Written by Kiwi Invest

Keeping you up-to-date with all the latest updates at Kiwi Invest.

Friday 6 September, 2019

Taking responsibility seriously? That feels smart.

Responsible Investing (RI) doesn’t just bring the obvious benefits in Environment, Social, and Governance (ESG) outcomes.

In today’s business landscape, it also makes good financial sense – as a company’s ESG reputation can increasingly impact business performance and resulting shareholder value.

While some providers may apply a Responsible Investing label to a token fund, or a narrow list of obvious exclusions, identifying a genuinely ‘responsible’ partner can come down to a few key tests.



Apply RI principles through every investment fund

The first and most obvious test.
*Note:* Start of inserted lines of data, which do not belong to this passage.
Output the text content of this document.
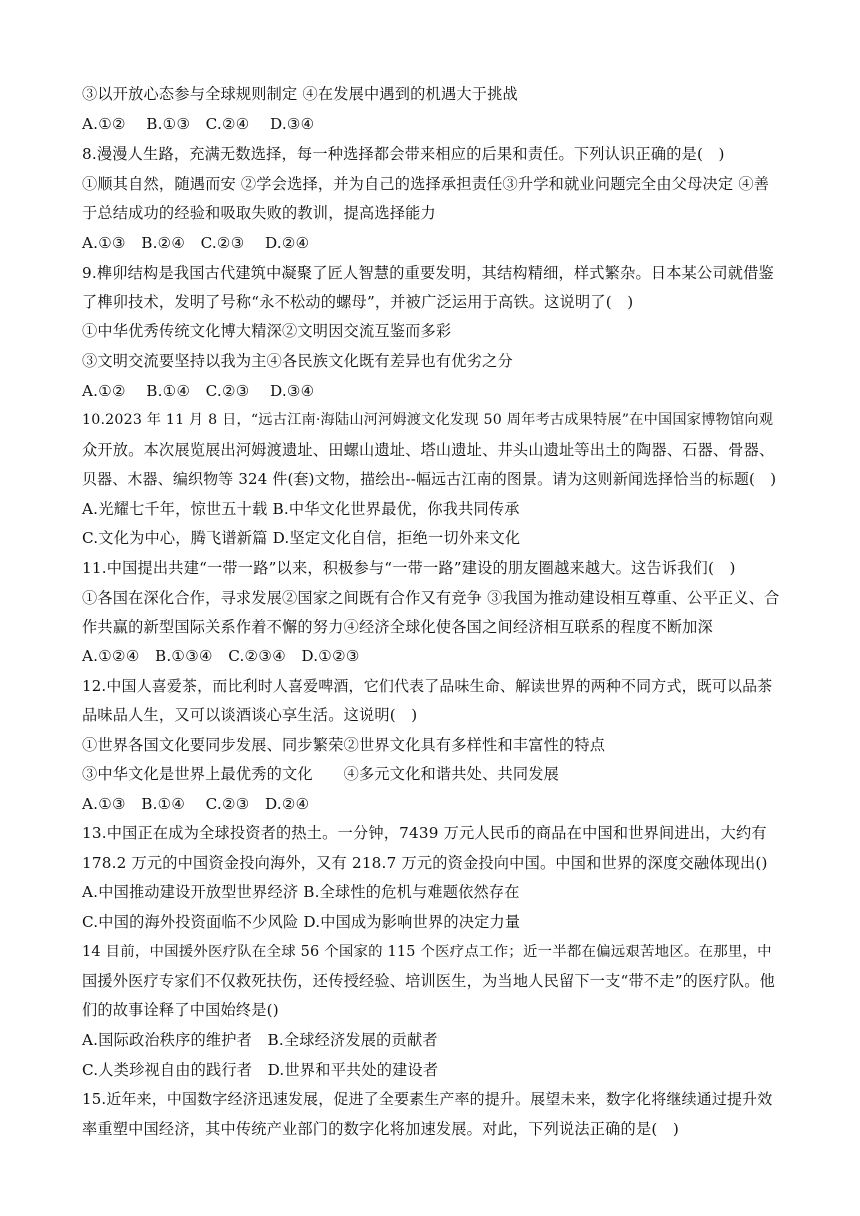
③以开放心态参与全球规则制定 ④在发展中遇到的机遇大于挑战
A.①②　 B.①③　C.②④　 D.③④
8.漫漫人生路，充满无数选择，每一种选择都会带来相应的后果和责任。下列认识正确的是(　)
①顺其自然，随遇而安 ②学会选择，并为自己的选择承担责任③升学和就业问题完全由父母决定 ④善
于总结成功的经验和吸取失败的教训，提高选择能力
A.①③　B.②④　C.②③　 D.②④
9.榫卯结构是我国古代建筑中凝聚了匠人智慧的重要发明，其结构精细，样式繁杂。日本某公司就借鉴
了榫卯技术，发明了号称“永不松动的螺母”，并被广泛运用于高铁。这说明了(　)
①中华优秀传统文化博大精深②文明因交流互鉴而多彩
③文明交流要坚持以我为主④各民族文化既有差异也有优劣之分
A.①②　 B.①④　C.②③　 D.③④
10.2023 年 11 月 8 日，“远古江南·海陆山河河姆渡文化发现 50 周年考古成果特展”在中国国家博物馆向观
众开放。本次展览展出河姆渡遗址、田螺山遗址、塔山遗址、井头山遗址等出土的陶器、石器、骨器、
贝器、木器、编织物等 324 件(套)文物，描绘出--幅远古江南的图景。请为这则新闻选择恰当的标题(　)
A.光耀七千年，惊世五十载 B.中华文化世界最优，你我共同传承
C.文化为中心，腾飞谱新篇 D.坚定文化自信，拒绝一切外来文化
11.中国提出共建“一带一路”以来，积极参与“一带一路”建设的朋友圈越来越大。这告诉我们(　)
①各国在深化合作，寻求发展②国家之间既有合作又有竞争 ③我国为推动建设相互尊重、公平正义、合
作共赢的新型国际关系作着不懈的努力④经济全球化使各国之间经济相互联系的程度不断加深
A.①②④　B.①③④　C.②③④　D.①②③
12.中国人喜爱茶，而比利时人喜爱啤酒，它们代表了品味生命、解读世界的两种不同方式，既可以品茶
品味品人生，又可以谈酒谈心享生活。这说明(　)
①世界各国文化要同步发展、同步繁荣②世界文化具有多样性和丰富性的特点
③中华文化是世界上最优秀的文化　　④多元文化和谐共处、共同发展
A.①③　B.①④　 C.②③　D.②④
13.中国正在成为全球投资者的热土。一分钟，7439 万元人民币的商品在中国和世界间进出，大约有
178.2 万元的中国资金投向海外，又有 218.7 万元的资金投向中国。中国和世界的深度交融体现出()
A.中国推动建设开放型世界经济 B.全球性的危机与难题依然存在
C.中国的海外投资面临不少风险 D.中国成为影响世界的决定力量
14 目前，中国援外医疗队在全球 56 个国家的 115 个医疗点工作；近一半都在偏远艰苦地区。在那里，中
国援外医疗专家们不仅救死扶伤，还传授经验、培训医生，为当地人民留下一支“带不走”的医疗队。他
们的故事诠释了中国始终是()
A.国际政治秩序的维护者　B.全球经济发展的贡献者
C.人类珍视自由的践行者　D.世界和平共处的建设者
15.近年来，中国数字经济迅速发展，促进了全要素生产率的提升。展望未来，数字化将继续通过提升效
率重塑中国经济，其中传统产业部门的数字化将加速发展。对此，下列说法正确的是(　)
If responsibility only flows into a single token fund, you’re left with only a small portion of responsibility – or a less diversified investment mix.

Proxy vote on ESG issues, through companies they are invested in

This translates beliefs into action – as your fund manager uses the weight of their fund’s overall investment, to actively influence ESG outcomes through a broad range of companies, worldwide.

Apply more comprehensive exclusions

Instead of excluding investments based on a narrow list of products or sectors – your fund manager should factor in a company’s behaviour, and its overall environmental and social impact.

Be upfront is responsibility affects costs

Sometimes, implementing an RI strategy can come with increased management costs. Your provider should ensure you are aware of this – and any ‘opportunity costs’ to your overall portfolio.